The Western blot results showed that the expression of COL2 and GAG could be detected in both the experimental and control groups (Additional file 1: Figure S2). The relative expression of COL2 and GAG increased over time (P < 0.05). After co-culturing for 3, 7, and 14 days, expression of COL2 and GAG in the experimental groups was higher than for the control group (P < 0.05), while the expression in group C was higher than for the other two groups (P < 0.05).

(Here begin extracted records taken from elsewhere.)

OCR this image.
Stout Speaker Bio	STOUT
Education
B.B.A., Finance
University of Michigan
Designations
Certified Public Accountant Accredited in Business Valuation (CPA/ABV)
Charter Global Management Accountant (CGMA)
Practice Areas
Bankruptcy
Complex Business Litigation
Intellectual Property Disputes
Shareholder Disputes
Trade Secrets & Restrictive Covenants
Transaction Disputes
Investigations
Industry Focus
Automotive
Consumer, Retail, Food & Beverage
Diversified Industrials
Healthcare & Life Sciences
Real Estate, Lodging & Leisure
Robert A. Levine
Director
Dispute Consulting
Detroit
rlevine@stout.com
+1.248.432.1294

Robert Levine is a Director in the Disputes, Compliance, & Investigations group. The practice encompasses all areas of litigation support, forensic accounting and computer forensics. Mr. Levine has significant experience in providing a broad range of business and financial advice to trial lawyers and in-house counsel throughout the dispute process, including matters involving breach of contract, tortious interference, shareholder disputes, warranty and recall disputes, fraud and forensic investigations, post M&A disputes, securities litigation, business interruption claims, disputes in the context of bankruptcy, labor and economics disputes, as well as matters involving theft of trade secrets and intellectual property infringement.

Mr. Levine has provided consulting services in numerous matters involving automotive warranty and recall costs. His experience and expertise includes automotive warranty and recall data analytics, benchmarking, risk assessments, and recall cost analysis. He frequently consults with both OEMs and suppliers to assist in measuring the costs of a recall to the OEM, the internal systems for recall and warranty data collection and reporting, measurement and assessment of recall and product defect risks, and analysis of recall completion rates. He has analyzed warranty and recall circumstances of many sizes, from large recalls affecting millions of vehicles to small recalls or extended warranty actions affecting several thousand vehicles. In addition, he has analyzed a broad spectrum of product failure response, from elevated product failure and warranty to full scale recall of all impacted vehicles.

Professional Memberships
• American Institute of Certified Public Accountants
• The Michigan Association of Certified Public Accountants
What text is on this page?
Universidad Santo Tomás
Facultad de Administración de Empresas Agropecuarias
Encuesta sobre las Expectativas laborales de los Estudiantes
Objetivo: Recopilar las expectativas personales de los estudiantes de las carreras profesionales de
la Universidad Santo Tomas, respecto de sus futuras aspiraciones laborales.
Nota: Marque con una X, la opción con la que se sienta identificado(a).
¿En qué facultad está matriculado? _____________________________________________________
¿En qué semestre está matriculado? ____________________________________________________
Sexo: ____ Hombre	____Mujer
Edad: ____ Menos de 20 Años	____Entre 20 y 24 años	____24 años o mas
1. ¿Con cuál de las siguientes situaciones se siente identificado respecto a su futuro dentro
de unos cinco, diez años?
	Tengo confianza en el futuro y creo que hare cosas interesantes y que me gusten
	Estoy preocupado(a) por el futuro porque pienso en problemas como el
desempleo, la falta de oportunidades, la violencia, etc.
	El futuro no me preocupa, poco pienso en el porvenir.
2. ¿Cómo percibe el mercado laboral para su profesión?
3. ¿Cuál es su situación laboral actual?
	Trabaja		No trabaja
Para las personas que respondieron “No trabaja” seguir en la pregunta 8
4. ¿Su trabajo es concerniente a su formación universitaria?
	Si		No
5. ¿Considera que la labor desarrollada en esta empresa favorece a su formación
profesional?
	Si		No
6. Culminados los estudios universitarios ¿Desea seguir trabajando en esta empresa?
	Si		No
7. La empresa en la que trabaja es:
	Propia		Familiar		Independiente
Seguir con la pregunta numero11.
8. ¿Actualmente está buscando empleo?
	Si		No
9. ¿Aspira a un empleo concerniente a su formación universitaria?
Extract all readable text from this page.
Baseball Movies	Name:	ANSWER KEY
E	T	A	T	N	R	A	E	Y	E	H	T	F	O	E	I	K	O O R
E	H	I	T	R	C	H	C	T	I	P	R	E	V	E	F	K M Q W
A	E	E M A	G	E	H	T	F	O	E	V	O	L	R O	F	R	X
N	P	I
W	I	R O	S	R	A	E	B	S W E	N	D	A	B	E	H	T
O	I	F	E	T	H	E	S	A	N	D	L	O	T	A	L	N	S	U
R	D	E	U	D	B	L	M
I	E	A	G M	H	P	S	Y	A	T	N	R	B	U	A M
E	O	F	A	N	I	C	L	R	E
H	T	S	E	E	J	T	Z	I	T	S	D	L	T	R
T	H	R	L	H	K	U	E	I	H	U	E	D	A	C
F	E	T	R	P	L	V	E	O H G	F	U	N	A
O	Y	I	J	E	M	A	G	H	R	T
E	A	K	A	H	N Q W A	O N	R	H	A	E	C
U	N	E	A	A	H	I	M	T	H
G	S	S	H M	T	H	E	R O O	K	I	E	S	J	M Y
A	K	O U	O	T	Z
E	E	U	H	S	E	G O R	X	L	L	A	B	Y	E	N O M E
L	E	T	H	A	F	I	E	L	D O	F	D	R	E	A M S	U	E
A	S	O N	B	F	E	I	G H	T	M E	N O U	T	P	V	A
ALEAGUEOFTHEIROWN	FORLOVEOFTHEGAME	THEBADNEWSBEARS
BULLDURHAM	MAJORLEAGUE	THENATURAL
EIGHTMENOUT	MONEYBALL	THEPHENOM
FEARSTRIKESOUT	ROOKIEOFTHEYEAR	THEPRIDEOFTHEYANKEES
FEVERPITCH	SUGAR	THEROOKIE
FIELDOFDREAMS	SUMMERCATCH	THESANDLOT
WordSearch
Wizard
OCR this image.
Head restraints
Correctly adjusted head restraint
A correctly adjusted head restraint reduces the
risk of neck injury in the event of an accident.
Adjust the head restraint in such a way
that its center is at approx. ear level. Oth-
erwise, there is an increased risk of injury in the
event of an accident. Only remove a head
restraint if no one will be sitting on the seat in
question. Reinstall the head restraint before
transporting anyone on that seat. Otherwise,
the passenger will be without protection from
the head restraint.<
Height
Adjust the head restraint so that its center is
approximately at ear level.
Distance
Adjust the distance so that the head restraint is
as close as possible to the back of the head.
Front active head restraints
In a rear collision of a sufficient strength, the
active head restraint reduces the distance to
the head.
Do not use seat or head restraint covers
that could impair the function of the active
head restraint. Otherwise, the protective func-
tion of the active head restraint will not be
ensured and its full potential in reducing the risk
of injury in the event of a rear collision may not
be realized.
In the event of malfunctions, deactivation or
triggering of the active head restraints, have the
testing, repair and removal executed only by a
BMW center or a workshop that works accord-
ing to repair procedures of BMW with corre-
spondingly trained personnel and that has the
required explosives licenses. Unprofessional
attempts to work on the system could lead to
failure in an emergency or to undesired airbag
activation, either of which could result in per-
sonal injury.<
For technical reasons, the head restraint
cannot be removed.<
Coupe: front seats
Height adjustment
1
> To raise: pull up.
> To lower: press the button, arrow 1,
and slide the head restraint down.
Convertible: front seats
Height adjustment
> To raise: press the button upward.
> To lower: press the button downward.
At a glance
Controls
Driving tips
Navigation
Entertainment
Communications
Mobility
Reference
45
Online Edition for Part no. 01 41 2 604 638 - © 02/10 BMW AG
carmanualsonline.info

This finding supported the observation that the PLGA/PVA/nano-HA hydrogels performed better in improving cell proliferation and secretion of chondrogenic matrix compared with PVA/nano-HA hydrogels. The improvement shown by the hydrogel is thought to be related to the addition of PLGA microparticles, which improved the biocompatibility of the scaffolds [32, 33]. Meanwhile among the experimental group, EG3 (5% HA, 30% PLGA, 15% PVA) showed greater cell proliferation and higher expression of COL2 and GAG than the other two experimental groups. However, the pore size and porosity in EG3 were the smallest and lowest, respectively, among the experimental groups. This indicated that chondrocyte proliferation and secretion of the chondrogenic matrix was not influenced by pore size and porosity alone [34]. It is reported that the elastic modulus of a scaffold plays a role in the differentiation of stem cells [35]. Whether the elastic modulus has the same effect on chondrocytes remains a question. Based on our results, as the PVA content increased, the material became denser, and the modulus of elasticity increased, leading to better chondrocyte proliferation and secretion of the chondrogenic matrix. Therefore, we conclude that the elastic modulus, pore size, and porosity all influenced chondrocyte proliferation. More research is needed to explore the most suitable elastic modulus, pore size, and porosity for this composite.